My thrown-together from leftovers charcuterie
for old friends who understood and enjoyed
a lazy Saturday happy hour.
Saturdays
always seem like relaxing days to me. During the week, I have few deadlines—most
self-imposed—but still they are there, and I feel the obligation to put in six
hours at my desk, doing whatever is on the top of the pile, from the
work-in-progress to the neighborhood newsletter to the email I promised to send
to someone who wants to publish her first cozy.
But
Saturday—ah, that’s a day without deadlines. I can sleep later than usual (if
Sophie will let me) and piddle around the cottage, doing small chores I put
off. It’s amazing how easy it is, even in a small space, to put off hanging up
clothes or such.
But
today was a good Saturday. Our new handyman came and replaced the torn screen
on my patio doors—it’s one of those free-hung that allows Sophie to come and go
at will, but the old one was badly patched and torn. Meanwhile, I filled out
the contract for serial publication of my Blue Plate Café Mysteries and felt
like I had accomplished the work for the day. So it wasn’t self-indulgence to
spend much of the day reading.
Several
mysteries series are among my favorites, and I think I’ve read most of them.
But occasionally, with great glee, I run across a title that I haven’t read. I’ve
done that a couple of times with volumes in Susan Wittig Albert’s China Bayles
series, and recently I was delighted to find a title in Carolyn Hart’s Death on
Demand Bookstore series that was unfamiliar to me: Dead Days of Summer.
If you
don’t know the series, it features Annie Darling, owner of the Death on Demand
bookstore on Broward’s Rock, an island off the South Carolina Coast, and her adorable,
devoted, and wealthy-by-inheritance husband Max Darling. Max is charming and as
laid back as Annie is work-driven. In this book, Max is framed for murder,
arrested, and agonizing in jail, while Annie is doing just what he fears—exposing
herself to great danger in an effort to free him. Hart’s books are always good,
and this series features for regular readers a familiar cast of characters. But
Hart has ramped up the suspense in this one, and it is truly a page-turner,
nail-biter that has kept me engaged most of the day. Carolyn Hart is truly a master
of the cozy genre.
And
speaking of mystery matters, I see a new trend developing: the serialized novel.

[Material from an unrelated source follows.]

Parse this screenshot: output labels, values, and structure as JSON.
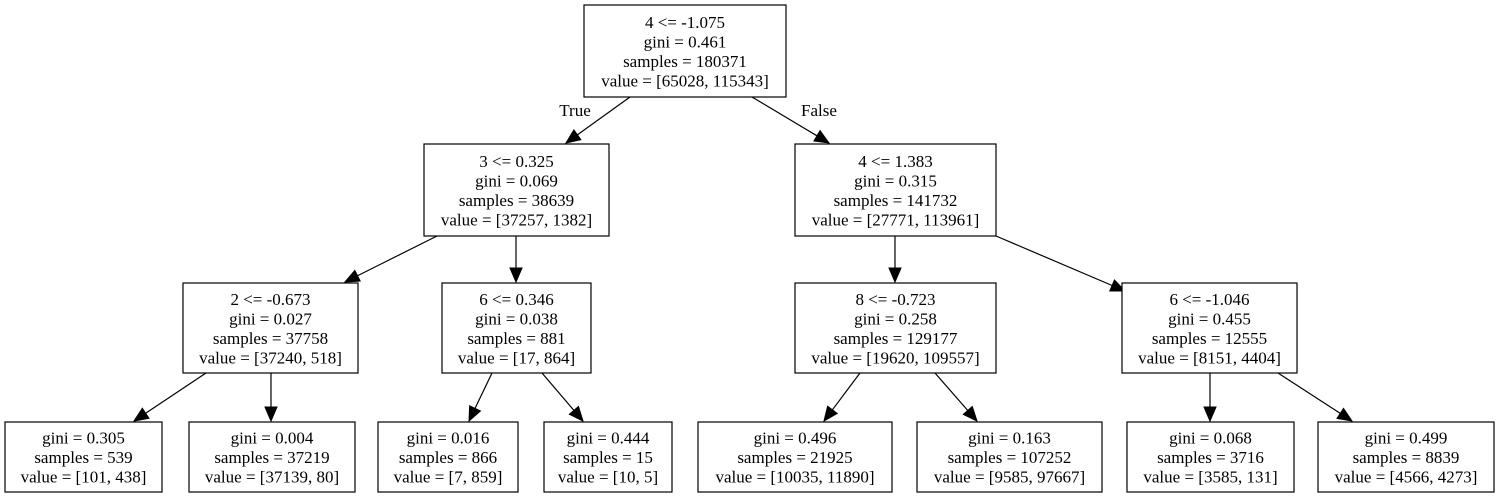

Only it’s not new—it’s at least as old as Charles Dickens and probably older.
Serialized novels were the craze in the nineteenth century, a fad popularized
by Dickens when he published The Pickwick Papers in nineteen installments.
While novels were serialized before his 1836 publication, Dickens name is most
associated with the trend.
In
keeping with the idea that nothing is new or what goes around comes around,
serialization is coming back. Several companies, including the publishing division
of Amazon, are offering programs for authors. A company that has had some
success in serializing romances, is turning to mysteries and has approached me,
along with many others. I liked the fact that a personable representative wrote
me, rather than Amazon’s apparent attitude of “Come to us if you want to do
this—we aren’t soliciting.” So I have tentatively suggested we start with the
four novels in the Blue Plate Café Mysteries. They tell me they prefer an
entire series, because if they once get a reader interested, they can keep them
reading.
So, I’m
taking a chance—not a big gamble—and we’ll see what works out. When I went back
to compile statistics—word count, year of publication—on the books, I
discovered notes on a fifth book in the series. Since I have a history of
reviving once-dead projects, I’ll have to investigate that.
Meantime,
excuse me, but I have to help Annie get Max out of jail.
4 comments:
I'll be watching to see how the serial thing turns out. That's Vellum? Vella? Something like that? Good luck with it!
NO, it's the KISS program from Crazy Maple (love that name). Actually I think KISS was the romance program. Maybe they'll get a new name for mysteries. Isn't Vellum or Vella the Amazon program?
Oh, it's romance. OK then. Yes the other is Amazon, for mysteries--and maybe other things. I haven't looked into it too deeply.
No, the Kiss program was romance but the Crazy Maple people were to successful with it they are developing a new program for mysteries Far as I can figure, it doesn't have a name yet.